Все это проявления сознания общества с вековыми генами порабощения в разных, но непрерывно сменяющих друг друга формах, и компенсируемых величественными абстракциями о жертвенности либо ради будущего, либо ради морального или силового превосходства над другими сегодня. Отсюда и такая порхающая нелогичная «логика» типа «зато мы делаем ракеты» или «лишь бы не было войны». Здравый смысл тут не работает. И в советской голове безо всякой иронии умещалось противоречие из частушки 60-х годов: «Бабка Марья за селедочкой с белой сеточкой идет.
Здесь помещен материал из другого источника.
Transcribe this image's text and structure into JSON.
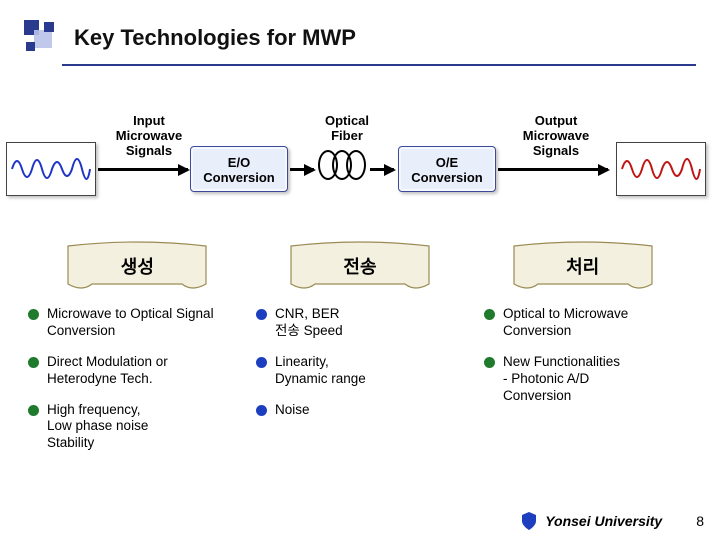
{
  "title": "Key Technologies for MWP",
  "colors": {
    "accent_blue": "#2a3b8f",
    "title_rule": "#2a3b8f",
    "logo_dark": "#2a3b8f",
    "logo_light": "#b9c3ea",
    "conv_box_bg": "#e9eefb",
    "wave_blue": "#1f35c8",
    "wave_red": "#c01515",
    "banner_fill": "#f4f0df",
    "banner_stroke": "#9a8b55",
    "bullet_green": "#1f7a2e",
    "bullet_blue": "#1d3fbf",
    "shield": "#1d3fbf"
  },
  "flow": {
    "input_label": "Input\nMicrowave\nSignals",
    "eo_label": "E/O\nConversion",
    "fiber_label": "Optical\nFiber",
    "oe_label": "O/E\nConversion",
    "output_label": "Output\nMicrowave\nSignals"
  },
  "banners": [
    "생성",
    "전송",
    "처리"
  ],
  "columns": [
    {
      "bullet_color": "#1f7a2e",
      "items": [
        "Microwave to Optical Signal Conversion",
        "Direct Modulation or Heterodyne Tech.",
        "High frequency,\nLow phase noise\nStability"
      ]
    },
    {
      "bullet_color": "#1d3fbf",
      "items": [
        "CNR, BER\n전송 Speed",
        "Linearity,\nDynamic range",
        "Noise"
      ]
    },
    {
      "bullet_color": "#1f7a2e",
      "items": [
        "Optical to Microwave Conversion",
        "New Functionalities\n- Photonic A/D\n  Conversion"
      ]
    }
  ],
  "footer": {
    "affiliation": "Yonsei University",
    "page": "8"
  }
}
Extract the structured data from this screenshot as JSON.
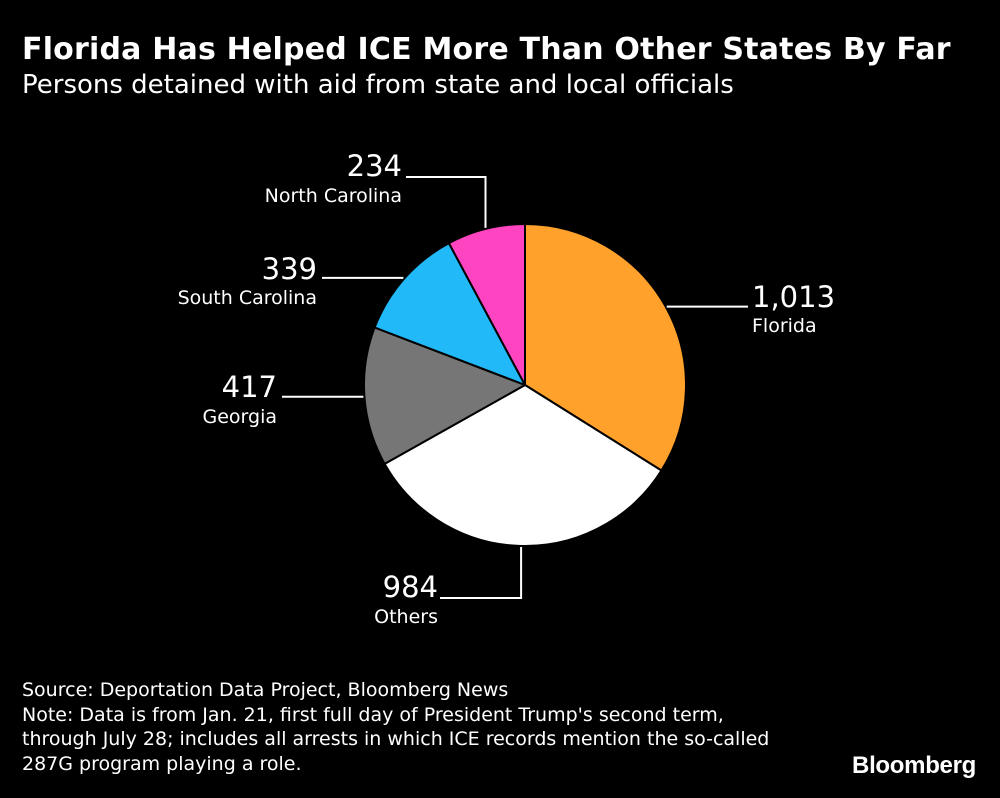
{
  "header": {
    "title": "Florida Has Helped ICE More Than Other States By Far",
    "subtitle": "Persons detained with aid from state and local officials"
  },
  "chart_data": {
    "type": "pie",
    "title": "Florida Has Helped ICE More Than Other States By Far",
    "subtitle": "Persons detained with aid from state and local officials",
    "start_angle_deg": 0,
    "direction": "clockwise",
    "slices": [
      {
        "label": "Florida",
        "value": 1013,
        "display": "1,013",
        "color": "#ffa12b"
      },
      {
        "label": "Others",
        "value": 984,
        "display": "984",
        "color": "#ffffff"
      },
      {
        "label": "Georgia",
        "value": 417,
        "display": "417",
        "color": "#767676"
      },
      {
        "label": "South Carolina",
        "value": 339,
        "display": "339",
        "color": "#21b9f8"
      },
      {
        "label": "North Carolina",
        "value": 234,
        "display": "234",
        "color": "#ff44c2"
      }
    ]
  },
  "footer": {
    "source": "Source: Deportation Data Project, Bloomberg News",
    "note_lines": [
      "Note: Data is from Jan. 21, first full day of President Trump's second term,",
      "through July 28; includes all arrests in which ICE records mention the so-called",
      "287G program playing a role."
    ],
    "brand": "Bloomberg"
  }
}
А в чистом небе светлой лодочкой спутник беленький плывет».

Как и сегодня. Да — коррупция. Да – доходы падают. Да – здравоохранение на уровне Африки. Но зато нас боятся!

И даже нет противоречия между «боятся» и «мы – носители самой гуманной культуры».

И все же


И все же с эпохой социализма в лучших его проявлениях связаны феномены, которые невозможно оценить адекватно со стороны внешнего наблюдателя. К примеру, презрение к «вещизму», квалифицируемое как «мещанство», характерное для 60-х начала 70-х годов. Оно было особенно характерно для молодежи. Хорошо помню, как в студенческие годы в норме был в «моде» расхристанный бедняк-весельчак, способный гульнуть, а потом питаться одними макаронами. И инородными считались богатые и расчетливые.

К этому же периоду относится такой неповторимый по тематике и интонации мир романтики походов и бардовской песни. Слушая Висбора, Кукина, Клячкина и т.п. нынешний молодой человек в лучшем случае признает, что мелодии чудесные. Но вряд ли поймет этот странную, трогательную – более грубыми словами- душещипательную лирику, поэтизирующую таежный костер, лес, особую теплоту и нежность человеческих отношений людей, которым зачем то надо «за туманом». Конечно, были «трезвенники» и тогда, ерничающие «А я еду, а я еду за деньгами, за туманом ездят только дураки». Но это была целая микрокультура, объединяющая людей, в массе своей просвещенной и критически мыслящей. Как социальное явление, это, безусловно, была форма протеста в виде параллели пошлой «комсомольской бодрятинке». Но она субъективно так не позиционировалась. Большинство и бардов, и их паствы были вполне лояльными и системе, и режиму; более того, власть использовала эти настроения для мобилизации на свои стройки и целину. И в этой романтике были действительно определенные отзвуки тех Великих коммунистических иллюзий, которыми подпитывался социализм. В данной редакции – это были приближенные к реальному времени идеалы чистоты и лирики человеческих отношений, которые нашли свое политическое воплощение в попытке чехов реформировать социализм в 1968-м.

Многие из тех, кто это пережил, тоже были шокированы «крушением ценностей» в лихие 90-е. И тоже с тоской вспоминают порой свою молодость в нежно-сентиментальных красках. И оказываются в одной компании с бывшими своими душителями-мракобесами или беспросветными идеалистами.

Можно ли это отнести к тайнам «русской души»? Пожалуй, да. Но только лишь в том смысле, что социализм в своей целостности породил эпизоды своей эволюции, когда идейные догматы при всей своей глупости и тоталитарной подоплеке (классовая борьба, диктатура пролетариата и т.п. ), рождали и вполне симпатичные формы поведения и интонации отношений, которые кажутся странными извне. И были просветы, когда общественная атмосфера становилась теплой и оптимистичной. Но они тонут в пучине мерзости, которую породила система реалсоциализма с массовым доносительством, догматизмом, жутким конформизмом и стадностью с лютой враждебностью ко всему индивидуальному и т.п. Говорить о какой-то исключительной гуманности и доброте этого социума после всего, что было и что есть – достаточно лишь посмотреть на лица участников киселевско-соловьевских шоу – это, конечно, вопиющий перебор.